Ms Nina Green
Counsellor
Nina Green Counselling
Abbotsford, Melbourne VIC 3067
In Person + Telehealth
Philosophy & Vision
Warm, down-to-earth Counselling for women exploring who they are, why they aren't where they want to be, why they react in ways they don't like or understand, or why life feels so hard for them while it seems to be easy for others.

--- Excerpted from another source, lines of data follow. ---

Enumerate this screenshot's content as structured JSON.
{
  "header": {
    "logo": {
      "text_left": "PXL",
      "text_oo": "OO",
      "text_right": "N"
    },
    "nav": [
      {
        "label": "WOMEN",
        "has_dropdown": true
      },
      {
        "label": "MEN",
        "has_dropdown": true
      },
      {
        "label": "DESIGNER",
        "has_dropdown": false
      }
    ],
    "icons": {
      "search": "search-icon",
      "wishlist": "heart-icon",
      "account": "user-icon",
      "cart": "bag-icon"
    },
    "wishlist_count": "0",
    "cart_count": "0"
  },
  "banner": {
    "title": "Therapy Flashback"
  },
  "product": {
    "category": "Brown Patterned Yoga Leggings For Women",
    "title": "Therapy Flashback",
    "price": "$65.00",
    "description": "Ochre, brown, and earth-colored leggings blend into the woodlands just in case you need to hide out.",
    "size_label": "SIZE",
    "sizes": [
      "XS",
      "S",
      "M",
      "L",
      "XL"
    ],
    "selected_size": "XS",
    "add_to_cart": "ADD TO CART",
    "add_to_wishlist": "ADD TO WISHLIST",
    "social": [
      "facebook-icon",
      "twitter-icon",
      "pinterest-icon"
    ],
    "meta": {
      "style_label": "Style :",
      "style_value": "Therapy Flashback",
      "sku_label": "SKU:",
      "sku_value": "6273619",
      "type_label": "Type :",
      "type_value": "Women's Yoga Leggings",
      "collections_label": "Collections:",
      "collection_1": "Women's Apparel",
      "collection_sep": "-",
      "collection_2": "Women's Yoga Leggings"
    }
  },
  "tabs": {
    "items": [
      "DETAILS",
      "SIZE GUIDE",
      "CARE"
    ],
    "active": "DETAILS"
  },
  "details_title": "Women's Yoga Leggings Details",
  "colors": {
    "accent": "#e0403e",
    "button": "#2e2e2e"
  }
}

Nina believes that our connections, coping skills, supports, neurotypes, invisible disability, or the health of our bodies also impact our wellbeing. Nina has a special interest in complex or overwhelming childhood experience, and in neurodiversity-affirming practice.
Background
Nina has experience in providing authentically neuroaffirming practice, as well as in Mental Health Recovery work - supporting clients to take control of their own mental health in a structured, evidence-based way that aims to increase personal wellbeing and agency. Nina holds a Master of Counselling (Monash University), a Graduate Diploma of Teaching (University of Melbourne), and has additional training in a range of evidence based modalities including Acceptance and Commitment Therapy (ACT), Eye Movement Desensitisation and Reprocessing (EMDR), formal mindfulness teacher-training, and Motivational Interviewing (MI). Nina provides a strongly Trauma-Informed and proudly offers an Actually-Neuroaffirming practice.
Services
Nina offers both Face to Face and Telehealth Counselling, with a strong commitment to ongoing Telehealth service as a means of supporting inclusive and accessible counselling for clients with chronic illness or disability, or who just find undertaking travel to attend therapy to be a barrier to getting the right support!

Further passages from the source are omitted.